Source: 
Global Research
Paul Craig Roberts
On
 November 25, two days after a failed German government bond auction in 
which Germany was unable to sell 35% of its offerings of 10-year bonds, 
the German finance minister, Wolfgang Schaeuble said that Germany might 
retreat from its demands that the private banks that hold the troubled 
sovereign debt from Greece, Italy, and Spain must accept part of the 
cost of their bailout by writing off some of the debt. The private banks
 want to avoid any losses either by forcing the Greek, Italian, and 
Spanish governments to make good on the bonds by imposing extreme 
austerity on their citizens, or by having the European Central Bank 
print euros with which to buy the sovereign debt from the private banks.

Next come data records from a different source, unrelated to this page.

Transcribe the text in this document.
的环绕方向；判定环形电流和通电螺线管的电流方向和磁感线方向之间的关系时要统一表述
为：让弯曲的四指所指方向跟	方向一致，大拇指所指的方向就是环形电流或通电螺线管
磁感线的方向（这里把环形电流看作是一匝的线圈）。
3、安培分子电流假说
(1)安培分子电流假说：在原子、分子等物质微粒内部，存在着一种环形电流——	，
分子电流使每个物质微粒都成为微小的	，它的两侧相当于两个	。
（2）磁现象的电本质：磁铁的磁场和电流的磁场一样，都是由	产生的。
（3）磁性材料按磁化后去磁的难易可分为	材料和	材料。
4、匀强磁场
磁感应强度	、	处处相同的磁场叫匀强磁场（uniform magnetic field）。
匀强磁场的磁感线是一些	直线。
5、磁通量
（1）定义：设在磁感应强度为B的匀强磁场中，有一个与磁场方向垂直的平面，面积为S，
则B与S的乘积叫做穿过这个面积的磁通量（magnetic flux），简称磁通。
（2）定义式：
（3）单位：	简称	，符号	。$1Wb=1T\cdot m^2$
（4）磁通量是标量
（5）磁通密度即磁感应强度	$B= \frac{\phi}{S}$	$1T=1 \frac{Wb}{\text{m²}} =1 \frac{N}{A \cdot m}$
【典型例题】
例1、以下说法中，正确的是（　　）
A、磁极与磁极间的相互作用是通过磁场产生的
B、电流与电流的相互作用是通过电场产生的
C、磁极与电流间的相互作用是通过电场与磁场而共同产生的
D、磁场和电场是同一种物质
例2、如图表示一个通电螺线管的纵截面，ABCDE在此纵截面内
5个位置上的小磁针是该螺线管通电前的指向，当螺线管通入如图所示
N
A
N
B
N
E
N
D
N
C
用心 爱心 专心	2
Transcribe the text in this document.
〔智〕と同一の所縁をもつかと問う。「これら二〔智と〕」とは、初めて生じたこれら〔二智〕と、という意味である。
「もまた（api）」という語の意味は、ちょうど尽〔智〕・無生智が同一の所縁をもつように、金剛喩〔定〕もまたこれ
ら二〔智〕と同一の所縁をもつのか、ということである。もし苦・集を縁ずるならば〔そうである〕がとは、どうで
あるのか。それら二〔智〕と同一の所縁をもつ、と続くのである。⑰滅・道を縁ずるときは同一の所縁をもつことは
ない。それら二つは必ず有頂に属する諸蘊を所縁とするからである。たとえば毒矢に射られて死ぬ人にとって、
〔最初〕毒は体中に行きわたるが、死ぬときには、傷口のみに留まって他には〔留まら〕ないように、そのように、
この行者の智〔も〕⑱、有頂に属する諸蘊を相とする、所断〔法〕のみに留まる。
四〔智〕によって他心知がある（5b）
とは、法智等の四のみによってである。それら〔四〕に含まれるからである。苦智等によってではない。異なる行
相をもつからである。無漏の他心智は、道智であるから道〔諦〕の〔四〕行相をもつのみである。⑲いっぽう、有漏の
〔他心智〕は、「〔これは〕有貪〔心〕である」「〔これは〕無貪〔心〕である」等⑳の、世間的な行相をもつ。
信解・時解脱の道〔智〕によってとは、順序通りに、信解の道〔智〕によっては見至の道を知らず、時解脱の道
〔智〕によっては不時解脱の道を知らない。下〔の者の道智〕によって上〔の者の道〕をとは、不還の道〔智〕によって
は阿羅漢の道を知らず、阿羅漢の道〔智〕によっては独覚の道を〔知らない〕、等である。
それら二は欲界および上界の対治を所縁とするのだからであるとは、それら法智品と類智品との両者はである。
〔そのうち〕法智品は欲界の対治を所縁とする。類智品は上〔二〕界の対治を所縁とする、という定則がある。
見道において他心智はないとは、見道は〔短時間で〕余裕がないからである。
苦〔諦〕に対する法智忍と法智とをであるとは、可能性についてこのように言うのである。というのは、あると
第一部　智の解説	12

 Printing money to make good on debt is contrary to the ECB’s charter 
and especially frightens Germans, because of the Weimar experience with 
hyperinflation. 
 
Obviously,
 the German government got the message from the orchestrated failed bond
 auction. As I wrote at the time, there is no reason for Germany, with 
its relatively low debt to GDP ratio compared to the troubled countries,
 not to be able to sell its bonds.
If
 Germany’s creditworthiness is in doubt, how can Germany be expected to 
bail out other countries?  Evidence that Germany’s failed bond auction 
was orchestrated is provided by troubled Italy’s successful bond auction
 two days later.
Strange, isn’t it. Italy, the largest EU country that requires a bailout of its debt, can still sell its bonds, but Germany, which requires no bailout and which is expected to bear a disproportionate cost of Italy’s, Greece’s and Spain’s bailout, could not sell its bonds.
In
 my opinion, the failed German bond auction was orchestrated by the US 
Treasury, by the European Central Bank and EU authorities, and by the 
private banks that own the troubled sovereign debt. 
My
 opinion is based on the following facts. Goldman Sachs and US banks 
have guaranteed perhaps one trillion dollars or more of European 
sovereign debt by selling swaps or insurance against which they have not
 reserved. The fees the US banks received for guaranteeing the values of
 European sovereign debt instruments simply went into profits and 
executive bonuses. This, of course, is what ruined the American 
insurance giant, AIG, leading to the TARP bailout at US taxpayer expense
 and Goldman Sachs’ enormous profits.